SVP has now been modeled in 23 other cities internationally, and Trudeau is a member of SVP’s international board. But she also has focused much of her time in leadership roles for nonprofits that provide mentoring, education, and opportunities for young women, such as the Seattle Girls’ School and the Women’s Center at the University of Washington.
So how did she become a part-owner of the Seattle Storm? “It was fundamentally driven by being a fan and wanting to provide opportunities for women,” she says.
Trudeau says she never played organized sports as a youth, because … well, because there were few opportunities in the 1960s and 70s for young women until Title IX finally kicked in. But after moving to Seattle, she became a rabid fan of the Seahawks, then the Sonics, then Seattle’s first women’s pro basketball team, the Reign. The Reign and its pro league folded after two years, but the WNBA emerged and Seattle was awarded an expansion team in 2000. Trudeau was among the first season-ticket holders of the Storm.
When the Sonics were sold by Howard Schultz’s investor group to the Clay Bennett group in 2004, the Storm was to be part of the sale and the move to Oklahoma City. Trudeau joined forces with friends and fellow season-ticket holders Lisa Brummel, Microsoft’s human resources director (who reported to Trudeau for a time at Microsoft); Ginny Gilder, who also served on the Seattle Girls’ School board, and Anne Levinson, a former Seattle deputy mayor and municipal court judge, to make a bid to buy the Storm. “Bennett initially said he was not interested in selling the Storm, but we convinced him it would be more successful in Seattle. It truly is a community asset,” Trudeau says. After a period of negotiations, he agreed to relinquish the Storm and keep it in Seattle.
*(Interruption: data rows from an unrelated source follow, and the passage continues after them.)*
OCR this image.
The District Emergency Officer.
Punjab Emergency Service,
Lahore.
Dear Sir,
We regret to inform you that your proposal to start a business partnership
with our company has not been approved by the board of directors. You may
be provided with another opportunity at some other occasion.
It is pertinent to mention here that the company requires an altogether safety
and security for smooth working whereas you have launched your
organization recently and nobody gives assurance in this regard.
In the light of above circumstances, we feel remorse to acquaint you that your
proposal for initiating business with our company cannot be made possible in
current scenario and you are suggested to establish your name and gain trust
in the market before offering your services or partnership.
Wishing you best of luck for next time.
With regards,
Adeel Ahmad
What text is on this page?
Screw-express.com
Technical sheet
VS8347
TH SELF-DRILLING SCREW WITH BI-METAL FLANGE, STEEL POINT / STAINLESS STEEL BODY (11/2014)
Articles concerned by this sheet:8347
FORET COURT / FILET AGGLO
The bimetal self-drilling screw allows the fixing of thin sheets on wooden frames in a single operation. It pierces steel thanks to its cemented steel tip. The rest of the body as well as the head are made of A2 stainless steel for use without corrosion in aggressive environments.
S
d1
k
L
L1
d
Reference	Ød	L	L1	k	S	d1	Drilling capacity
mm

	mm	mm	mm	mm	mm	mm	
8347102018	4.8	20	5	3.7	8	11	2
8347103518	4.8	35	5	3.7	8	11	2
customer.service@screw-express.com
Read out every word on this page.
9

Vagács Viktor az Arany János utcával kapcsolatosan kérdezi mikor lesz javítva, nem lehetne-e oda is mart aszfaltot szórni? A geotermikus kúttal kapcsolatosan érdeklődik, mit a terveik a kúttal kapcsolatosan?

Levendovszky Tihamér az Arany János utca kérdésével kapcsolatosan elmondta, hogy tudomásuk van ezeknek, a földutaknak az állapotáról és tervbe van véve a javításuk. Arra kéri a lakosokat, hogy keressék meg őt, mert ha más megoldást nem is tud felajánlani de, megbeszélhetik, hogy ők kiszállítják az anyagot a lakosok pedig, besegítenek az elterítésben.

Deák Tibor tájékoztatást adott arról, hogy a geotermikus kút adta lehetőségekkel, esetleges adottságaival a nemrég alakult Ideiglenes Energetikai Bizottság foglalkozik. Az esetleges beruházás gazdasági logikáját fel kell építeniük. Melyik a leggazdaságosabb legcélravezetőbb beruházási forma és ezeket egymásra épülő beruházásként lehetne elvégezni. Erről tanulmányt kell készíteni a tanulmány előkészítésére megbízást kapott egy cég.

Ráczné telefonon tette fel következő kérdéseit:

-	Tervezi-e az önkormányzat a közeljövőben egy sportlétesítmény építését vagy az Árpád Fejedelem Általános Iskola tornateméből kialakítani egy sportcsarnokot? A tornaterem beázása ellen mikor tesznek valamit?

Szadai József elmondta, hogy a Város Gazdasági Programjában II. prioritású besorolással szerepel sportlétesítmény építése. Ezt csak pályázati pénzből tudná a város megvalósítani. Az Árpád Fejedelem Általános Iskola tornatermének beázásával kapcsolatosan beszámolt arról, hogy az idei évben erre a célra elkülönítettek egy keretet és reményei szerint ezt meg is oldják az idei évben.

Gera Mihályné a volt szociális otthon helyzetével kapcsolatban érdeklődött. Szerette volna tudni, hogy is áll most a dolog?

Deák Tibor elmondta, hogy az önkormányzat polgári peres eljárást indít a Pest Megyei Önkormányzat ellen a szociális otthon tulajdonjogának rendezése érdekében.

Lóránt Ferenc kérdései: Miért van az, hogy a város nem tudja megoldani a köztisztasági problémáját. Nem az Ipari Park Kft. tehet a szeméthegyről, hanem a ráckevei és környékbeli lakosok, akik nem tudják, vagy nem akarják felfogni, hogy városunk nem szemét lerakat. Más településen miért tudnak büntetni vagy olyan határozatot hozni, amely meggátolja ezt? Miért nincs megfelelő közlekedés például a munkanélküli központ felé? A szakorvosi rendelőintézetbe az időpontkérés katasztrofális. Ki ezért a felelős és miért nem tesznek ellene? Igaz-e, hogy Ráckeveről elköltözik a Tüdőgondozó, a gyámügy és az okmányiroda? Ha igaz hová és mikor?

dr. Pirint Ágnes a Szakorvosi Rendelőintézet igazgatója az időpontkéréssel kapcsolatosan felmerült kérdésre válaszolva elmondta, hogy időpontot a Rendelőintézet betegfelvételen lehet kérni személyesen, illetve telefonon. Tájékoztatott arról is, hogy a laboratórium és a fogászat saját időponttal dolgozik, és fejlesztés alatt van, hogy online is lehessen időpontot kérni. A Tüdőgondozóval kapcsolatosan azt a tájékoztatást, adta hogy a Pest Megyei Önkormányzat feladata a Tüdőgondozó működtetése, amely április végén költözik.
The purchase price was $10 million. As chairperson of the ownership group, she admits that for the first few years, being an owner was a full-time job. The team is still not profitable, though it is inching closer. “Everything I’ve learned in business and in nonprofits has been useful to me here — my financial analyst work, marketing, you name it. Sports are really a different animal from anything I was involved in before.” But the Storm’s CEO, Karen Bryant, has grown in the job and made being an owner much less work in recent years, Trudeau says.
‘Amazing capacity within this alumni group’
And that is allowing her now to give some of her time to the Microsoft Alumni Foundation board. Among her goals: helping increase membership from the pool of some 80,000 Microsoft alums. “I think there is such an amazing capacity within this alumni group, and I’ve seen what can happen in my work with SVP. I do believe that people can make the world a better place.”
Why join the Microsoft Alumni Foundation? “You have a lot of resources and opportunities in front of you [with the foundation],” she says. “Some of the most meaningful and satisfying work I’ve done has been work that has benefitted others. The Microsoft Alumni Foundation is working to connect you to those opportunities, so you can feel as good as I do about giving back.”
Monte Enbysk is a Microsoft alum (1999-2010) and a Bellevue-based editor and writer.